コシヒカリ超え挑む 暑さに強く/浸透課題

 収穫が始まった富山米の新品種「富富富」。富山県内で広く栽培されるコシヒカリの弱点を克服すべく、長年の研究の末に誕生した。最大の特徴は近年の温暖化に対抗できる暑さへの強さ。県はコシヒカリを上回る価格での流通を目指すが、農家や消費者に売り込む戦略はまだ描けていない。

 県内の米生産は、消費者に根強い人気を誇るコシヒカリに偏る。二〇一六年度の作付面積に占める割合は75・1%と圧倒的。しかし、コシヒカリは出穂後に高温が続くと品質が低下しやすい。猛暑だった一〇年や一三年は一等米比率が大幅に下がり、多くの農家が打撃を受けた。

 県農業研究所は、代替品種を開発しようと、耐暑性に関わる稲の遺伝子を〇三年から調査。七年がかりで特定した。さらに交配を進め、味も良く、収量が多い系統を絞り込み、富富富が生まれた。日本穀物検定協会(東京都)などから「うまみ、粘り、香りとも良好。全体的なバランスが優れている」との評価を得た。

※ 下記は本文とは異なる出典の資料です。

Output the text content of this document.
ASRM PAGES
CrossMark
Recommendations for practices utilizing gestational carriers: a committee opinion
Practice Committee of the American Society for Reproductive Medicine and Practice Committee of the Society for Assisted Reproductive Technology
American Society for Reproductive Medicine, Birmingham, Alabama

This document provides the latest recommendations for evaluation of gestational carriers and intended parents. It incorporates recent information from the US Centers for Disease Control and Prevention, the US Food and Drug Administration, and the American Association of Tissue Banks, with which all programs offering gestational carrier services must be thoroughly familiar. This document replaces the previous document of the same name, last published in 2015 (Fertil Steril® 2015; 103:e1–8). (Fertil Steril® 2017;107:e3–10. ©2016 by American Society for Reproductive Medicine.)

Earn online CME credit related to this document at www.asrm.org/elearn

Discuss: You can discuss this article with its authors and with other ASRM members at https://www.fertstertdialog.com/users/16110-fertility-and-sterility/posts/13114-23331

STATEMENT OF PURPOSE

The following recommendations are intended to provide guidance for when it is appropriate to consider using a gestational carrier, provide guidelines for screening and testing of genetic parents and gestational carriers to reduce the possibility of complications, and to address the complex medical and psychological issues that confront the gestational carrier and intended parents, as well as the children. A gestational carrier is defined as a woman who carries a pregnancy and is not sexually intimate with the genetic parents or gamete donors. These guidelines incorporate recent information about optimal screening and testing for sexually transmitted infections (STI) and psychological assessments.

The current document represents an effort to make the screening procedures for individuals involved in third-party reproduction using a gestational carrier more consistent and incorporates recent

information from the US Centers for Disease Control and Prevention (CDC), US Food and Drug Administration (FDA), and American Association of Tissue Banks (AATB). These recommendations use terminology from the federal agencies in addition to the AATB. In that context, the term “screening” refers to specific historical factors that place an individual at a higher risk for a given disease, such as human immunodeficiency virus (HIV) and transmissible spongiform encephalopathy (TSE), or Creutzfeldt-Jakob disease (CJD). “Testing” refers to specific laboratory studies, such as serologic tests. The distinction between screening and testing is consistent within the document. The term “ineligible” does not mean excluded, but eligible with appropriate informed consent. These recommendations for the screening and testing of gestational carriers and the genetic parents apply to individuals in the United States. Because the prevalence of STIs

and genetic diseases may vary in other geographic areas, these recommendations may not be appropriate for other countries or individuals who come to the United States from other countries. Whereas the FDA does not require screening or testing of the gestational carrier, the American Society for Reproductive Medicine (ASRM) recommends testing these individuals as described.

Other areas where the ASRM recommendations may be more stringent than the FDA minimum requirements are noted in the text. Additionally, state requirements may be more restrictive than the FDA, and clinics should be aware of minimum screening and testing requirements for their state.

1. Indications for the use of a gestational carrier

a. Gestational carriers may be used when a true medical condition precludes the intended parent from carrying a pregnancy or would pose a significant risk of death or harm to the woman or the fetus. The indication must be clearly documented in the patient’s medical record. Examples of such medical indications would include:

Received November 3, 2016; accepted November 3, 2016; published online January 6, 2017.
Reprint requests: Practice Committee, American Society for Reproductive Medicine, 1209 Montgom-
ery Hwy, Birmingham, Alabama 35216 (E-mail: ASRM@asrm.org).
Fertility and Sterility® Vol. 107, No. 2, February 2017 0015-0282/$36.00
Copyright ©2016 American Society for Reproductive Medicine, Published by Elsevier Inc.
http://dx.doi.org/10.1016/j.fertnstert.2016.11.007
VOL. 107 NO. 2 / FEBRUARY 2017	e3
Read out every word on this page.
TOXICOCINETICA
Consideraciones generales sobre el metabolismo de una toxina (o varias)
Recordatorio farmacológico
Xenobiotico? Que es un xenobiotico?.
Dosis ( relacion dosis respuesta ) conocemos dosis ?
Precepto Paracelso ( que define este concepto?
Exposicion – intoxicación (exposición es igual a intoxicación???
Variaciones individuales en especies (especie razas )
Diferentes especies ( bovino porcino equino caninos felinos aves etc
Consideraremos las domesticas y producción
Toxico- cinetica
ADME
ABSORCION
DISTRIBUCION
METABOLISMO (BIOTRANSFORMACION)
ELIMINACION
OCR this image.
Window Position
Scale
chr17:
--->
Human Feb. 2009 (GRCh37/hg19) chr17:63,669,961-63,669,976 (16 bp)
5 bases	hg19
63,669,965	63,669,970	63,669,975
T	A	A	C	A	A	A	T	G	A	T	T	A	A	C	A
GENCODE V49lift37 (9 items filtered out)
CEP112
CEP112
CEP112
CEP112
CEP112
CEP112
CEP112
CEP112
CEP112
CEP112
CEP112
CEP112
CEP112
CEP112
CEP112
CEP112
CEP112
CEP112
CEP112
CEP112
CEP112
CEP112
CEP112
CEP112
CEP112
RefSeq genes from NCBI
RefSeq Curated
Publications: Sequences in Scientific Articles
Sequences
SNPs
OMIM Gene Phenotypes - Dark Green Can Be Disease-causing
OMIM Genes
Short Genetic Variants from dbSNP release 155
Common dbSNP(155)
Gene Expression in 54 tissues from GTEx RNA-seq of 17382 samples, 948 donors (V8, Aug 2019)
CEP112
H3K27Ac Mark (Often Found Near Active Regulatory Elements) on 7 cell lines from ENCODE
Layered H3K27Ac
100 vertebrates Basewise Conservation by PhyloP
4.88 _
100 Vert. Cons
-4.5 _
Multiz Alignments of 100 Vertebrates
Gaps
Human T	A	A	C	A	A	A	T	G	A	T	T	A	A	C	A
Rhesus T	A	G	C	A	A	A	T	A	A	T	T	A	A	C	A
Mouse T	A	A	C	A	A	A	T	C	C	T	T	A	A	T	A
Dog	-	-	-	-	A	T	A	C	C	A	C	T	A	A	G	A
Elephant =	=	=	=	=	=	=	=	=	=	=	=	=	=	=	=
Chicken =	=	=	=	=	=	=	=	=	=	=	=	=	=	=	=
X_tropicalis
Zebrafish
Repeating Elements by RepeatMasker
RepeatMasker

 富富富はコシヒカリ超えと同時に、産地間競争での生き残りにも期待がかかる。一八年の減反廃止が迫る中、全国の産地では新品種が相次いで登場し、“ブランド米戦国時代”の様相。石川県では「ひゃくまん穀」が今秋、福井県では「いちほまれ」が来秋から本格販売される。

 富富富は来秋の本格販売を予定するが、販路やターゲットは定まっていない。富山県内の農業団体の代表者らを集め、八月に開かれた生産・販売戦略の検討会議では、戦略がいまだに固まっていないことを危ぶむ声が出席者から上がった。

 県は今年収穫した富富富に対する評価などを基に戦略を練る方針。石井隆一知事は「富山米を代表するブランドにすべく最大限努力する」と宣言した。日本有数の米どころの生き残りを懸けた戦いが、いよいよ本格化する。